The studio went on to explain that you'll have a high degree of mobility ala Dustforce. "One of our goals since the beginning has been to create an FPS movement system that feels snappy like Dustforce, incorporating wall-jumps, wall sliding, and other advanced techniques. The level generation will result in scenes that demand mastery of all sorts of skills, not just running and aiming."
While the offline game will be procedurally generated, there will be consistent "Weekly Spires" where players can compete for leaderboard dominance against others in the exact same stage.
"We want the offline mode of the game to serve as the non-competitive mode, or as practice for the ranked challenge, while the ranked mode will be a hotly contested battle for the top-scoring slots," Nye explained. Players will also be able to add "burdens" - i.e. extra difficult conditions - to their playthrough for a greater challenge. The leaderboards will be separted based on what burdens are selected, so you can compare your stats to others operating under the same conditions.
Beyond the competitive element, Hitbox really wants to maintain a sense of discovery and mystery to Spire. While there haven't been many images released of the game, the studio noted that it's trying to stay away from any traditional fantasy fare.

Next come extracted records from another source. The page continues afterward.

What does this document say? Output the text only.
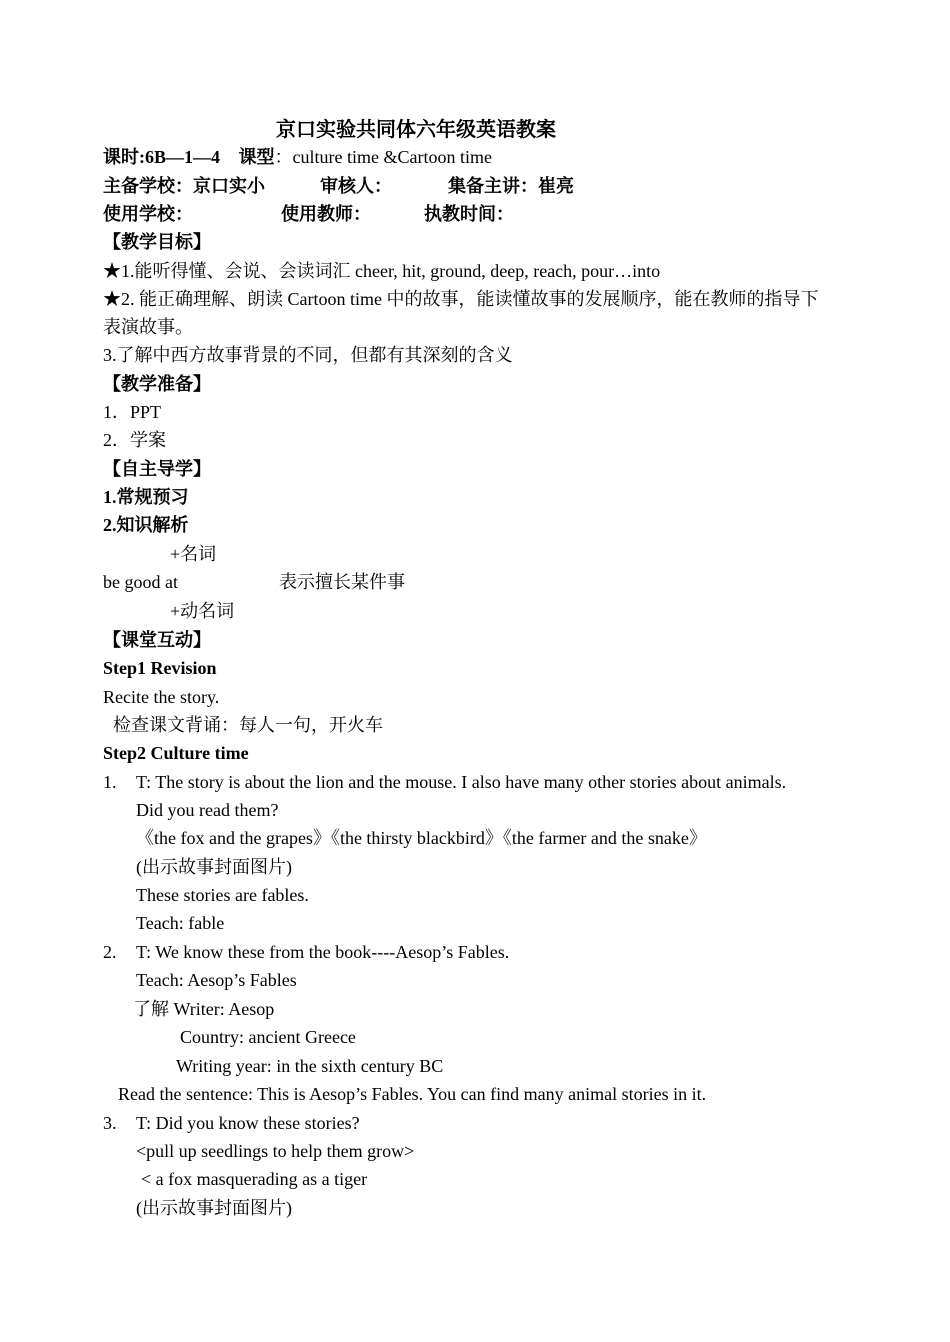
京口实验共同体六年级英语教案
课时:6B—1—4 课型：culture time &Cartoon time
主备学校：京口实小	审核人：	集备主讲：崔亮
使用学校：	使用教师：	执教时间：
【教学目标】
★1.能听得懂、会说、会读词汇 cheer, hit, ground, deep, reach, pour…into
★2. 能正确理解、朗读 Cartoon time 中的故事，能读懂故事的发展顺序，能在教师的指导下
表演故事。
3.了解中西方故事背景的不同，但都有其深刻的含义
【教学准备】
1．PPT
2．学案
【自主导学】
1.常规预习
2.知识解析
+名词
be good at	表示擅长某件事
+动名词
【课堂互动】
Step1 Revision
Recite the story.
检查课文背诵：每人一句，开火车
Step2 Culture time
1. T: The story is about the lion and the mouse. I also have many other stories about animals.
Did you read them?
《the fox and the grapes》《the thirsty blackbird》《the farmer and the snake》
(出示故事封面图片)
These stories are fables.
Teach: fable
2. T: We know these from the book----Aesop’s Fables.
Teach: Aesop’s Fables
了解 Writer: Aesop
Country: ancient Greece
Writing year: in the sixth century BC
Read the sentence: This is Aesop’s Fables. You can find many animal stories in it.
3. T: Did you know these stories?
<pull up seedlings to help them grow>
< a fox masquerading as a tiger
(出示故事封面图片)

"Although Spire is a fantasy game, we don't want people to think of goblins and elves," Nye explained. "One thing we've talked about a lot as a team is the opportunity to come up with non-standard creatures and items. When players encounter a new enemy, it should feel like a frightening and unfamiliar thing. Likewise, by making the items strange and unexpected, the experience of finding a new treasure is heightened - it becomes one of mystery as well as reward."